In order to provide adequate exposure and surgical accessibility, it is important to anteriorize the aortic root, as well as bring the aortic annulus cephalad. This is achieved by placing three pledgeted 2-0 Ti-Cron horizontal mattress sutures above the commissures and hitching them up to the skin edges. This simple manoeuvre provides an excellent exposure of the aortic valve for the minimal access surgical approach. Even though the mini-sternotomy terminating at the level of sinotubular junction, this manoeuvre could bring the aortic annulus forward in the cephalad direction by 2 to 3 cm.
Composite graft replacement of the ascending aorta and aortic valve was first introduced by Bentall and De Bono in 1968 (1). According to this technique, the aortic tissue surrounding the coronary ostia is directly sutured to the openings in the composite graft. These anastomoses were all made within the ascending aorta, and then the aortic wall is tightly wrapped over the conduit. This technique has been known as the wrap/inclusion technique (1). Coronary artery dehiscence and coronary false aneurysms may result from tension created by bleeding into the space between the graft and the wrap (10). A few technical modifications have been implemented, including the use of a reinforcement suture joining the cut edge of the aortic wall and the prosthetic sewing ring (11). This technique described two separate proximal suture lines, an interrupted one between the most proximal part of the valve sewing ring and the aortic valve annulus, and a continuous one between the more distal portion of the sewing ring and the cut edge of the proximal aorta. In a Mini-Bentall procedure, absolute hemostasis must be achieved. If there are any concerns regarding the hemostasis along the annulus (due to suture spacing or severely calcified annulus), a second ‘hemostatic’ layer is achieved by using a continuous 4-0 running polypropylene suture that incorporates the 8 mm remnant of the aortic wall and the sewing cuff of the valve conduit. This technique works well for a mechanical valve conduit (St. Jude Medical, St. Paul, MN, USA), as the sewing cuff is big enough to accommodate two rolls of anastomoses.

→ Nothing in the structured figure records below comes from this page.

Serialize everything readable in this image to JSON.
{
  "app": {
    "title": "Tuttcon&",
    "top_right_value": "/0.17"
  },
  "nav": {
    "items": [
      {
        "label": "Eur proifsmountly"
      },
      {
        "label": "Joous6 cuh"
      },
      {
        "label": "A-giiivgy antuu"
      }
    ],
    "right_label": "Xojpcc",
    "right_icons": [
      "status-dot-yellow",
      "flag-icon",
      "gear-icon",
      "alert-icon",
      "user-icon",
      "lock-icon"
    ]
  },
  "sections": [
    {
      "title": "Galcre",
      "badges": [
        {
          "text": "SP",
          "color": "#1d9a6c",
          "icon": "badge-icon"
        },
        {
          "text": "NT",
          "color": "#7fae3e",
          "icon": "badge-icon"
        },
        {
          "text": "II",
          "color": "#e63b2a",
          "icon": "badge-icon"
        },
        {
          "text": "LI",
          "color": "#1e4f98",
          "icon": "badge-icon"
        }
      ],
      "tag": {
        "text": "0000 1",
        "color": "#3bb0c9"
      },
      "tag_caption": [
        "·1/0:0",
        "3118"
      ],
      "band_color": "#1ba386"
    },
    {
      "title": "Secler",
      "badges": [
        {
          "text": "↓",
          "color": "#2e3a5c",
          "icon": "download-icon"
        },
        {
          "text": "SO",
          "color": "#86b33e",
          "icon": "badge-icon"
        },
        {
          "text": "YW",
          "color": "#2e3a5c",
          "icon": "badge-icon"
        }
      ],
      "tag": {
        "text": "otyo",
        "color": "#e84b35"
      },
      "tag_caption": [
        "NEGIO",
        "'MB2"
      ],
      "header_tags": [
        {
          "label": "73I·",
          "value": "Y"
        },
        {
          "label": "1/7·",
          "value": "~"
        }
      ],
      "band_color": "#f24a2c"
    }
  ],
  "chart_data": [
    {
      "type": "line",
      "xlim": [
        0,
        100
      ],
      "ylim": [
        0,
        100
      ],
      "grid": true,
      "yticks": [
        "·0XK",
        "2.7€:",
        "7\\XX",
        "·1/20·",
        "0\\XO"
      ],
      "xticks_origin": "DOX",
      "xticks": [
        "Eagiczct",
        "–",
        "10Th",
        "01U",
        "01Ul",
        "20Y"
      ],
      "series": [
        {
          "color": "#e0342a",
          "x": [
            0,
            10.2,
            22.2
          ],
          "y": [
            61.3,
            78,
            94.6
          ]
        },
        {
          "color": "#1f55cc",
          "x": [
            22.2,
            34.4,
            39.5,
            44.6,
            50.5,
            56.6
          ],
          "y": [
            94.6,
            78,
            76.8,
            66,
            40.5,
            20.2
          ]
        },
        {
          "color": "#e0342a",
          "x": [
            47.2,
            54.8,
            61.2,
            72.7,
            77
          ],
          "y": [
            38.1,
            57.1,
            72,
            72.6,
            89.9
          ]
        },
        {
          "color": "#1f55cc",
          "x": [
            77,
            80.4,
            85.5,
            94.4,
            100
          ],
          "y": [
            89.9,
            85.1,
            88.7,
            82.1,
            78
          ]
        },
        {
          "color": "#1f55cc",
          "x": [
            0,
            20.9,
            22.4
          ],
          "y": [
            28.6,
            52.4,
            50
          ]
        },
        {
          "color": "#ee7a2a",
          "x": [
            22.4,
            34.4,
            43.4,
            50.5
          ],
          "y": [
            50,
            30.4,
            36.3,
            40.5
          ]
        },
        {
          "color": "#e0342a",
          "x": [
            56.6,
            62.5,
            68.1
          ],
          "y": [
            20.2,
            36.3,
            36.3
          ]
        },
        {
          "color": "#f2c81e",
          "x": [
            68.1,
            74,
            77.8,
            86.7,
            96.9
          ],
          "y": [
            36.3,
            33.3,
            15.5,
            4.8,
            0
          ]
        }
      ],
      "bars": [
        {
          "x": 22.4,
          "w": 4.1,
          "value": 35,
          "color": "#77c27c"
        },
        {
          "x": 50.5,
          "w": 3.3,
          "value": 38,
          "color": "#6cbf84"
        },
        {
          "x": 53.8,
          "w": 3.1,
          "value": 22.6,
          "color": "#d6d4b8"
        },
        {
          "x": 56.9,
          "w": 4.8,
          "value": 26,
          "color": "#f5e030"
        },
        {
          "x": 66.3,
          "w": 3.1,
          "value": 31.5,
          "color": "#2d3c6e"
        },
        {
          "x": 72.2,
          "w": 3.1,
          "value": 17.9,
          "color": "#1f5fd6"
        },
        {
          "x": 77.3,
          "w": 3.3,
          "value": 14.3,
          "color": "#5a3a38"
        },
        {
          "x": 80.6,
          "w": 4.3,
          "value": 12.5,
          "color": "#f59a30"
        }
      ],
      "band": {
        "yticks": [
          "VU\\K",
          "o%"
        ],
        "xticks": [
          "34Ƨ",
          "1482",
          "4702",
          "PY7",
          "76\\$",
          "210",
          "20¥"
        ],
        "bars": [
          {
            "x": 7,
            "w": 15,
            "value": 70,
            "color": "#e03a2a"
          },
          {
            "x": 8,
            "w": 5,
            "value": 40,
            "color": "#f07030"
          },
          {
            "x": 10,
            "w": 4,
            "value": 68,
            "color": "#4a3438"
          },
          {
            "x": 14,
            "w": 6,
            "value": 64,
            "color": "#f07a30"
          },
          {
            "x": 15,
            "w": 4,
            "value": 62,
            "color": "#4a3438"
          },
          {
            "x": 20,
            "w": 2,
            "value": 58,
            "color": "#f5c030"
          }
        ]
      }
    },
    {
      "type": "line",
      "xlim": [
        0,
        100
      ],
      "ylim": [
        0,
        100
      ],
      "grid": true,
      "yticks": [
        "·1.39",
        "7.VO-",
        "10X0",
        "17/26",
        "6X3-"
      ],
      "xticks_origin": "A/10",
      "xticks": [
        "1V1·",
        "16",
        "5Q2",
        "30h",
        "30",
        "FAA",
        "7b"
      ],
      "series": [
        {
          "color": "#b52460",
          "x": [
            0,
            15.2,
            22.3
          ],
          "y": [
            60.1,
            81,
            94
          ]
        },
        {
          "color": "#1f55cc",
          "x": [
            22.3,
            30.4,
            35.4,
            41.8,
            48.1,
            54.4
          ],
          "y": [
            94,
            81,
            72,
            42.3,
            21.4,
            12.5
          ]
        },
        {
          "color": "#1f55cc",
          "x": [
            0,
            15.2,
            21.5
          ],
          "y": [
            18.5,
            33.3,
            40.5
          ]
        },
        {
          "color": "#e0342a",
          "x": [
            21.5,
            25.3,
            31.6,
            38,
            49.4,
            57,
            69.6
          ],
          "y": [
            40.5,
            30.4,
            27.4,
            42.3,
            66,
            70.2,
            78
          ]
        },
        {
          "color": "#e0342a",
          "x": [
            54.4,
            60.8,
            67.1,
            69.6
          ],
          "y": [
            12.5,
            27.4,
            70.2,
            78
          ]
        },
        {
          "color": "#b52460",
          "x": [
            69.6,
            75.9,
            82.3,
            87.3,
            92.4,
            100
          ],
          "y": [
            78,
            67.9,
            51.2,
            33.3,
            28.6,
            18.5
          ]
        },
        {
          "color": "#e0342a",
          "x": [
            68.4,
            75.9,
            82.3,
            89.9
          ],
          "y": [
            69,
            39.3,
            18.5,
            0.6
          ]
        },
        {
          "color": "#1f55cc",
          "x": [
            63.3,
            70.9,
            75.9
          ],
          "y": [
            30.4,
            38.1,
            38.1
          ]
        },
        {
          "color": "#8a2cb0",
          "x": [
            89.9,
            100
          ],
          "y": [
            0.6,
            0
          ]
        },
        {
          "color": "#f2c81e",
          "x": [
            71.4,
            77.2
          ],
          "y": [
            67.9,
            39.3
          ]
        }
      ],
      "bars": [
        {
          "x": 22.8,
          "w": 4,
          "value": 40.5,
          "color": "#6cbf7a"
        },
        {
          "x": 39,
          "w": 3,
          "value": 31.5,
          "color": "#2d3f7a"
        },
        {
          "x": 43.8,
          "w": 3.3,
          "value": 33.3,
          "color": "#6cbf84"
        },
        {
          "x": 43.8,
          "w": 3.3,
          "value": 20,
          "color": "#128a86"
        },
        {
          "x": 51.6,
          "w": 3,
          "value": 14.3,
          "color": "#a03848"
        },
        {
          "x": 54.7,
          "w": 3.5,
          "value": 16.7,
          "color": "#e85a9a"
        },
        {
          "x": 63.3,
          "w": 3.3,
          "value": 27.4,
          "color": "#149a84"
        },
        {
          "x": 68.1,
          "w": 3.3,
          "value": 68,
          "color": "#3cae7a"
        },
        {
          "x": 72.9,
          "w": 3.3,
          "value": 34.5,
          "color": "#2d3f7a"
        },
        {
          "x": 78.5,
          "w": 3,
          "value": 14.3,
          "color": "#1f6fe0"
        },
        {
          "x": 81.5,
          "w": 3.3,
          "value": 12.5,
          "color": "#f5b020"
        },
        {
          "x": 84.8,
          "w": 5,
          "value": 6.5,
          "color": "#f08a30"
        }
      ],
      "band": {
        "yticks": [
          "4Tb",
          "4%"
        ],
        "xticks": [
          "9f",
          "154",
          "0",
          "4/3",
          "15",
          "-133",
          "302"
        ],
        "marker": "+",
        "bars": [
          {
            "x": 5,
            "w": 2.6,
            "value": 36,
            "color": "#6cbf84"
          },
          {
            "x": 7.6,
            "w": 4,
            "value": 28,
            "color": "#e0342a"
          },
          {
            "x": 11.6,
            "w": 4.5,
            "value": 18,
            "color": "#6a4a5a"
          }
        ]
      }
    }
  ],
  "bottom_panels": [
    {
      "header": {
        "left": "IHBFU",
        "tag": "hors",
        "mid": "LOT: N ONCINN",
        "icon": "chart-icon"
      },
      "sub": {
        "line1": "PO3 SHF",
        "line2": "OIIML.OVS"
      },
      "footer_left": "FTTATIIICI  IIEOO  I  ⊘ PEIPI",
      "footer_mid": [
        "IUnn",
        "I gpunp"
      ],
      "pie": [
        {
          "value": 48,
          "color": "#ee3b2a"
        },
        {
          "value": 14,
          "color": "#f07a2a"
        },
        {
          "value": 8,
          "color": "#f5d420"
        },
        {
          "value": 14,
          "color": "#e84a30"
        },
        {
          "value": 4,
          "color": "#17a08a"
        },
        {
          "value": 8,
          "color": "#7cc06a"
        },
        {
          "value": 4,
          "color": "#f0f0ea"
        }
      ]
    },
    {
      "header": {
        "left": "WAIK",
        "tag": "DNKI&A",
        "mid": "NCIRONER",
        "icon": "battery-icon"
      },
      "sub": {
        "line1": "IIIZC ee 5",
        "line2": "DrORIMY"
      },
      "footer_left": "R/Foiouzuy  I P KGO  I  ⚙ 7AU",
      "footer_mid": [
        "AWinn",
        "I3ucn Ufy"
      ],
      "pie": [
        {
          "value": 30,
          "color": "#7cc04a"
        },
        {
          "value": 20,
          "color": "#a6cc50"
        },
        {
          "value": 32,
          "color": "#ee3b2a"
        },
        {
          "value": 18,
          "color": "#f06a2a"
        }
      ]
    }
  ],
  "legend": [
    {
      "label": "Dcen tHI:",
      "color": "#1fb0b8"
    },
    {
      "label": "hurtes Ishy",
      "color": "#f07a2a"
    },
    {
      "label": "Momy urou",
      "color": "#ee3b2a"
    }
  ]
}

However, when a bioprosthetic valve is used inside of a valsalva graft, whereby the sewing ring of the tissue valve is narrow and the second ‘hemostatic’ layer is difficult to achieve, a ‘French Cuff’ technique is used (12).
In the strategy presented, the fundamental principles of a traditional aortic root replacement are respected and it cannot be emphasized enough that a meticulous surgical technique to ensure absolute hemostasis is utmost important in minimally invasive surgery. This results in a complete aortic repair via a minimal access incision and successful treatment in selected patients with aortic root and/or ascending aortic aneurysm.
Disclosure: The author declares no conflict of interest.